Failures at the Start of Obama II

He dreamed of a better start. When he gave his second inaugural speech in January, he had great ambitions for his second term. It was a beautiful text, beautifully delivered, with flowery rhetoric and visionary phrases. Four months after the beginning of his second term, U.S. President Barack Obama is grappling with a series of toxic scandals that give Republicans great potential for obstruction and threaten the White House’s political agenda. The most empathic commentators are already making comparisons to Bill Clinton’s difficult second term. Some have already even called up the ghost of Richard Nixon.

In fact, Obama has just had his worst week of 2013. He is being attacked on three different fronts. Initially, it appeared that the Internal Revenue Service, the U.S. tax collection authority, had been particularly targeting conservative groups — for example, those connected to the tea party — on the pretext of examining their request for a special statute of exemption. According to IRS authorities, these zealous background checks were not dictated by political will but were simply aiming at greater efficiency.

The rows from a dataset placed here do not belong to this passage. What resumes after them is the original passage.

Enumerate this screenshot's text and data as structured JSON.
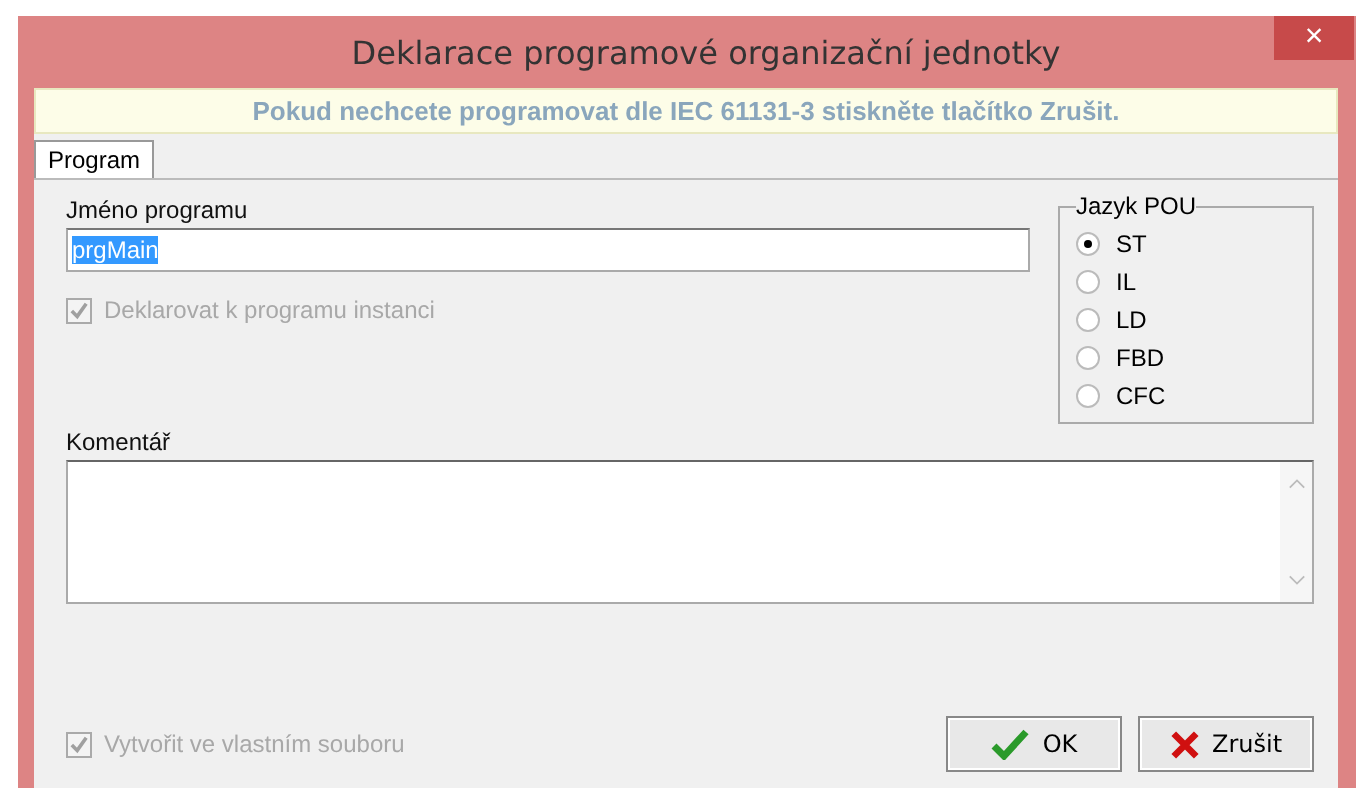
{
  "window": {
    "title": "Deklarace programové organizační jednotky",
    "close": "×"
  },
  "banner": "Pokud nechcete programovat dle IEC 61131-3 stiskněte tlačítko Zrušit.",
  "tabs": [
    {
      "label": "Program",
      "selected": true
    }
  ],
  "name_field": {
    "label": "Jméno programu",
    "value": "prgMain"
  },
  "instance_checkbox": {
    "label": "Deklarovat k programu instanci",
    "checked": true,
    "disabled": true
  },
  "language": {
    "title": "Jazyk POU",
    "options": [
      {
        "label": "ST",
        "selected": true
      },
      {
        "label": "IL",
        "selected": false
      },
      {
        "label": "LD",
        "selected": false
      },
      {
        "label": "FBD",
        "selected": false
      },
      {
        "label": "CFC",
        "selected": false
      }
    ]
  },
  "comment": {
    "label": "Komentář"
  },
  "file_checkbox": {
    "label": "Vytvořit ve vlastním souboru",
    "checked": true,
    "disabled": true
  },
  "buttons": [
    {
      "kind": "ok",
      "label": "OK"
    },
    {
      "kind": "cancel",
      "label": "Zrušit"
    }
  ]
}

But Republicans are outraged. Obama obviously judged such targeting as “scandalous.” He took care to indicate that he did not know anything about it, but the whole business is poisonous. It provides arguments for all those denouncing the liberty-restricting character of the state. It could give renewed energy to the tea party, which has lost its 2010 momentum. It could even bring the tea party and those Republicans who had preferred to keep their distance from the movement closer together.

The second embarrassing affair involves the Department of Justice seizing two months of telephone bills belonging to certain journalists from the Associated Press. The attorney general’s justification for the seizures was the suspicion of an al-Qaida terrorist plot. AP feels that the authorities have violated constitutional guarantees for the press, which adds another charge to the lawsuit against the state inquisitor.

Finally, the third poisonous issue entails the consequences of the terrorist attack against the U.S. consulate in Benghazi, Libya, in September 2012. Republicans suspect the White House and the State Department, then led by Hillary Clinton, of having minimized the attack, with the aim of masking the security flaws that facilitated it and avoiding any harm to the president’s reelection. Republicans will not lose sight of the fact that this affair could discredit Hillary Clinton’s candidature in 2016 — yes, in Washington everyone is already thinking about 2016. The Grand Old Party has already managed to prevent the appointment of Susan Rice, U.N. ambassador at the time of the events, as head of the State Department.

What worries many in the Democratic camp is the nonchalance in the White House’s reaction. Obama waited until Wednesday evening to dismiss the head of the IRS, Steven Miller. He contented himself with resurrecting an old bill from 2009 for the protection of journalistic sources and publishing preparatory emails dealing with “linguistic elements” concerning Benghazi.

Alarmed former advisers to Obama and Bill Clinton are recommending that the president set up a crisis center modeled on the one used by Bill Clinton. David Axelrod, one of the president’s closest advisers during his first term, thinks that Obama’s response to targeting by the IRS could have been “more sharp-edged.”* It is in the president’s nature to be careful and to want to know all the ins and outs before commenting, acknowledges Axelrod; however, that is not always the most effective method nowadays. As Mike McCurry, Bill Clinton’s former press adviser stresses, “The environment for communications is so much more complicated now, because you have this voracious social media environment in which everything is magnified.”

In fact, the pieces have already been moved in this American game of political chess. Democratic representatives in Congress have kept their distance from the president, especially those hoping to be reelected in 2014. Moderate Republicans, who until recently appeared to be able to bridge the gap between the two parties at daggers drawn, have suddenly taken a harder line. Sen. Susan Collins, R-Maine, has blasted the IRS. Sen. Lindsey Graham, R-S.C., called one of Obama’s public interventions “disgusting.”** It is becoming more difficult for a conservative to assume the role of conciliator. The president’s hopes for a less partisan legislature during his second term seem to be evaporating each day.

As the publication Politico observes, a third of all committees in the House of Representatives started an investigation into the administration, procedures that will go on forever and contribute to the straining of the political climate. Nonetheless, to forge ahead with his great projects of reform — on immigration, the minimum wage, infrastructures, education, climate — Obama, who has already lost the guns battle, will need the broadest possible support.

At a fundraising gala dinner for the 2014 elections on Monday, the president could not hide his bitterness: “My thinking was when we beat them [the Republicans] in 2012 that might break the fever, and it’s not quite broken yet. But I am persistent.”

For those who might doubt this, he added, “My intentions over the next three-and-a-half years are to govern.”

Points to remember:

Attacked on several fronts, Barack Obama has had his worst week of 2013.

He has been weakened by the revelations of the IRS’s targeted background checks, aimed at conservative groups.

He continues to be reproached for his management of the terrorist attack against the U.S. consulate in Benghazi, Libya last year.

His hopes for a less partisan legislature during his second term seem to be evaporating each day.

* Editor’s Note: This quote, while accurately translated, could not be verified.

** Editor’s Note: This quote, while accurately translated, could not be verified.